Charlestown is a neighborhood in the city of Boston, Massachusetts. It was founded in 1628.
Originally, Charlestown was a separate city and the first capital of the Massachusetts Bay Colony; it was annexed by Boston in 1874. Charlestown is located northeast of Boston proper on a peninsula extending southeast between the Charles River and the Mystic River. Although Charlestown has had a substantial Irish American population since the migration of Irish during the Irish famine of the 1840's recently the neighborhood has become much more integrated and upscale, due to it's close proximity to downtown Boston and it's unique, historical architecture.
The geographic extent of Charlestown has changed dramatically from its colonial ancestor. Landfill operations have expanded much of Boston, lowering hills, and have expanded Charlestown, eliminating the narrow Charlestown Neck that connected the northwest end of the Charlestown Peninsula to the mainland. The original territory also included present-day Somerville, which was incorporated as a separate town in 1842. At the time, Charlestown proper was urbanizing, while Somerville was still largely rural.
Charlestown was the location from which Paul Revere began his famous "midnight ride" before the Battle of Lexington and Concord. A local restaurant still in operation, The Warren Tavern, claims to have been one of Revere's favorite taverns.
Today, Charlestown is home to more than 15,000 residents, and home to well known sites such as the Navy Yard, Bunker Hill Monument and the U.S.S. Constitution.
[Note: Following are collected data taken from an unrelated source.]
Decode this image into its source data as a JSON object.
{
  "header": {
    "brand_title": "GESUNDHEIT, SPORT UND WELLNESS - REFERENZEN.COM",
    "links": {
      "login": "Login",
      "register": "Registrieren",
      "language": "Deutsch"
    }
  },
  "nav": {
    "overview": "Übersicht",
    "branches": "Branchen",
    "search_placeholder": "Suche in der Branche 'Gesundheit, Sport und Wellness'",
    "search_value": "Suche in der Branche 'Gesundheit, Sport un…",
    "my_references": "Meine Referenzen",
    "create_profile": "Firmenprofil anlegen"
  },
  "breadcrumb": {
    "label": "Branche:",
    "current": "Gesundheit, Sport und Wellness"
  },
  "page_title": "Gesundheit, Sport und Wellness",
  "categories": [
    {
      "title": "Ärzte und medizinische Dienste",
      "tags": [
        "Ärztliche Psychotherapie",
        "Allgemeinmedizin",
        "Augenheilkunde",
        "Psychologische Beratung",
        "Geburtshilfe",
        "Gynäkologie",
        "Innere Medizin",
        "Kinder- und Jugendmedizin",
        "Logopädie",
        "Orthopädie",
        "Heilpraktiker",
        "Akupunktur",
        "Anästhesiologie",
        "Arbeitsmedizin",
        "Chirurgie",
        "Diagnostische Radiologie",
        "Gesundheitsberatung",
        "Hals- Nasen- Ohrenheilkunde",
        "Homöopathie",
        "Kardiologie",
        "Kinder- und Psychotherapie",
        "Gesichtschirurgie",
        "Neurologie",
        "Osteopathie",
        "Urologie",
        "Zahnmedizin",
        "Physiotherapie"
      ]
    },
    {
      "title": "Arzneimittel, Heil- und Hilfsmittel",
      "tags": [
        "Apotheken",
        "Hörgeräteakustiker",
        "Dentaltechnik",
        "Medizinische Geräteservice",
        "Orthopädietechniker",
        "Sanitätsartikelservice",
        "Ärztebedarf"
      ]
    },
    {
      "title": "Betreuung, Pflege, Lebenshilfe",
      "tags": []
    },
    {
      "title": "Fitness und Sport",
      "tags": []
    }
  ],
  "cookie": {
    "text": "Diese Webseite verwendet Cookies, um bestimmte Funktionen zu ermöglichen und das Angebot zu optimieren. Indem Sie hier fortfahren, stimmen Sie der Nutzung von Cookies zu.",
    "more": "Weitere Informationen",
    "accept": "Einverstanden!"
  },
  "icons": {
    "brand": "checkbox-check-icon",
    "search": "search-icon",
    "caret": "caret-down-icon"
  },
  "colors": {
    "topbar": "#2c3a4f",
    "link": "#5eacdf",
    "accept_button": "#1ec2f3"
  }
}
The Navy Yard, a national historic landmark, has been converted to residential and office space, and an increasing number of young professionals are joining the families who have lived in the area for years. These newcomers are discovering Charlestown's renovated rowhouses and its accessibility to downtown Boston and the North End. Many residents walk to work in downtown or simply down to the nearby waterfront, both of which are only five minutes away.